The club spawned from a group of moms whose husbands went out in the field a lot, but were not technically deployed, and therefore not eligible for many of the base services offered to families of deployed military-types. These moms got together and said, "No one is looking after us properly, so we've got to look after each other." That's our entire purpose--helping each other out. We do get together and have holiday parties & stuff, but we're not a social club, per se. Even though our name is Spouses Helping Spouses, I'm careful to say we're not a spouses club, and we don't want to be a spouses club. The base already has what I'm told is a thriving and successful spouses club, and we have no intention of supplanting that.
We're sort of the slightly-off-center types. Most of us are just trying to do a good job supporting our husbands and rearing the kiddos, so we don't have time for the formalities and such one often encounters in other groups. We operate on as little written policy as possible. I could go into a lengthy description on that one, but we would all go cross-eyed, and who wants that? We operate with as little drama as possible, and we try to be for each other as much as possible. Much of this is in direct contrast to what is so common to various womens' groups these days. And so far it's worked. We've grown to somewhere around 50 members, all with kids and many with husbands who are deployed, TDY, or out in the field often. Which, as we've learned, is fancy techincal military-speak for "gone."
Dads are more than welcome to join, but so far no takers. Which bums me out, but on the one hand I can see how 50 women would be ever-so-slightly intimidating to the lone dad. I don't know what it is about women, but I'll go ahead and say that it's all too common that when you put a bunch of women together in a room, before long things get stupid. We compete, and we jab, and we hurt people's feelings without a thought.
I've been thinking about why this is, and thus far it seems to boil down to two things: fear and a lack of control. You certainly can't admit when you're afraid, so the best way to cover it up is by acting as unafraid and strong as possible. And when you feel that you have very little control over your life (such as when the military tells your husband when he can & can't breathe, spit, or come home), the quickest remedy is to find something to be in control of, so you can feel like you have control over something, regardless of its significance or impact, or even whether or not the control you think you have is real.
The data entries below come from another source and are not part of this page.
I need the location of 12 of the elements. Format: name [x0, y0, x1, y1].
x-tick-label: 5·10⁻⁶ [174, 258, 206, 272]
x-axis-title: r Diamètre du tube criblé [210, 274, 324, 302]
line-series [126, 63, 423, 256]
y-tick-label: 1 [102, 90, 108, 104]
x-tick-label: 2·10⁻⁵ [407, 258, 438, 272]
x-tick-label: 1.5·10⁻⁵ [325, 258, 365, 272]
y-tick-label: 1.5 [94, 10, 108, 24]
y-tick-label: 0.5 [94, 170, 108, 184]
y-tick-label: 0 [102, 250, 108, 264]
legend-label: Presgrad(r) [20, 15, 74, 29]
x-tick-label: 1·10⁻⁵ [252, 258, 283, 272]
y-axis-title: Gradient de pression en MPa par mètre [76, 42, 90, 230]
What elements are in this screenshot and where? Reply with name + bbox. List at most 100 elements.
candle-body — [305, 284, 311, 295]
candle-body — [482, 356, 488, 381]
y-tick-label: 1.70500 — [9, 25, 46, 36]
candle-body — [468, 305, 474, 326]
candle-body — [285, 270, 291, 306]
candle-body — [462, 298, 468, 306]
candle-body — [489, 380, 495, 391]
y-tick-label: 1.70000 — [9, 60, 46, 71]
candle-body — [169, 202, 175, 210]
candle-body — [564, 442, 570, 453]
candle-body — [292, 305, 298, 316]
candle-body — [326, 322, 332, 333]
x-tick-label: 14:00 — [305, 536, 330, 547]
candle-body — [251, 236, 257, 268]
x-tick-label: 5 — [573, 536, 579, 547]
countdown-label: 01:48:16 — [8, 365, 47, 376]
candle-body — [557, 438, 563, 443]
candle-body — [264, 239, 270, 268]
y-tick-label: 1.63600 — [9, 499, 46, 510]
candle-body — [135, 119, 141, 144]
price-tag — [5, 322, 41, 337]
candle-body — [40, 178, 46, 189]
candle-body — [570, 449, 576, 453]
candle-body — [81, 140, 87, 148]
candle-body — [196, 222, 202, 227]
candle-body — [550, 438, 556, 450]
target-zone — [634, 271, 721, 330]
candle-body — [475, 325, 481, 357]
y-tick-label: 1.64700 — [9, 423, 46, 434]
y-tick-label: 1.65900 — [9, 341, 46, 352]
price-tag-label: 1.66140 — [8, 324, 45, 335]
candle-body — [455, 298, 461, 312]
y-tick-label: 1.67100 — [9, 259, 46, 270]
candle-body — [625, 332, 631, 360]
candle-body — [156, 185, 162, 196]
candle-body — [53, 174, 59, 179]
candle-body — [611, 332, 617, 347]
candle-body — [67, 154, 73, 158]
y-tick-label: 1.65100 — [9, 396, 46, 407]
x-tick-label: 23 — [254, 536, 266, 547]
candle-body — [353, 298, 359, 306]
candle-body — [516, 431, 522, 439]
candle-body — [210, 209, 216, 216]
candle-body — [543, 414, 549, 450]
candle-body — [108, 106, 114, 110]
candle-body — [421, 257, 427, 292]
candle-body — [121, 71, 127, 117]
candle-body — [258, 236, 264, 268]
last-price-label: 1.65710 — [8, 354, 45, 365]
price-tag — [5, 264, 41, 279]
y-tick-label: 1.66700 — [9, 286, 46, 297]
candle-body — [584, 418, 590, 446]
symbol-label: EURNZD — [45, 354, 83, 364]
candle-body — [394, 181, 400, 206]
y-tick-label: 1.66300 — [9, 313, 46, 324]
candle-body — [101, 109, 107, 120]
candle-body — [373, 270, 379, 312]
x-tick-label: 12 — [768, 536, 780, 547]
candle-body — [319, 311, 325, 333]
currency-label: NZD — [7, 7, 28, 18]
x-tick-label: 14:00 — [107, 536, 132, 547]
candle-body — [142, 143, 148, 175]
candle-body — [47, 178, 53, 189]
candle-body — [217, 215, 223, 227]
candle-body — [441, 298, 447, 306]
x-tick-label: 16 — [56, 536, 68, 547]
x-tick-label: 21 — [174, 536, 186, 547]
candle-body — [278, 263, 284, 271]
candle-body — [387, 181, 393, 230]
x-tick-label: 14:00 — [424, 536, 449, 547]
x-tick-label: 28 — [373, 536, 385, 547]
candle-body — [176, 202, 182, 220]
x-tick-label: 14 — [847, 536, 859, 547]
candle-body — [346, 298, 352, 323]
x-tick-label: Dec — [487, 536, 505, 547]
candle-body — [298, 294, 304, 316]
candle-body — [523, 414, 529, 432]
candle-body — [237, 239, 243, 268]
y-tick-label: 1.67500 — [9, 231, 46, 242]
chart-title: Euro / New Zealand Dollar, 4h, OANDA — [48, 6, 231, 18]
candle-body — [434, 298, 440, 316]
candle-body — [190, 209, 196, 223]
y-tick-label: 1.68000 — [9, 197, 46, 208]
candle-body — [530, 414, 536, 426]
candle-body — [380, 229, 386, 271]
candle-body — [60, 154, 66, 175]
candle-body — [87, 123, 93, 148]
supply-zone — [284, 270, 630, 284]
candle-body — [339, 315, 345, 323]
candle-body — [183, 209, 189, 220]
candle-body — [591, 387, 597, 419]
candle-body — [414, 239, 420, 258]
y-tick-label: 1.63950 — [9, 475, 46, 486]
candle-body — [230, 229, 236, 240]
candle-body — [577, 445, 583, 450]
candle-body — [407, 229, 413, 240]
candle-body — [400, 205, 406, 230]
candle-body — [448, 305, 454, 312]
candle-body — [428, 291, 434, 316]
So, now that I'm something akin to president of this wonderful little group, I find myself thinking, How do I help preserve what those before us have worked so hard to build, and protect the safety that people feel, without going to that fear and control place myself?
The answer, thus far, is Jesus and books. Now, we are not a religious club. Although most of the members have some sort of religious affiliation, one of our big deals is that anyone of any religion is welcome, and no one is going to run around trying to get people to convert. The topic comes up, sure, but no unsolicited sales pitches. But the big epiphany that came to me is that I can see my personal position as a ministry. I don't have to try to sell God to show his love to people. God is very much about being for people and helping them out, things with which our club's purposes mesh quite nicely.
The books are just reminders. Leadership topics & stuff like that. I go to fear and control so easily; I need almost constant reminders of my personal boundaries, what I can and can't control, and what it means to be the leader of a member-run group. I've already adopted kitschy little phrases, such as "We're the steering committee, not the driving committee," and "Our job is to minimize the stupid." That last one is by far my favorite. The military (as with anything in life) is full of a lot of stupid. When we support one another, we minimize the stupid.
Write that down, kids...
1 comment:
50?! Wow, that's a big group. What kind of format do you have? How often do you meet?
I'm part of a playgroup that has maybe a dozen core members and several on the list who rarely come. We meet weekly for about two hours, with no agenda whatsoever except to let the kids play together and for us to be around other adults even if we can't quite converse at any decent level.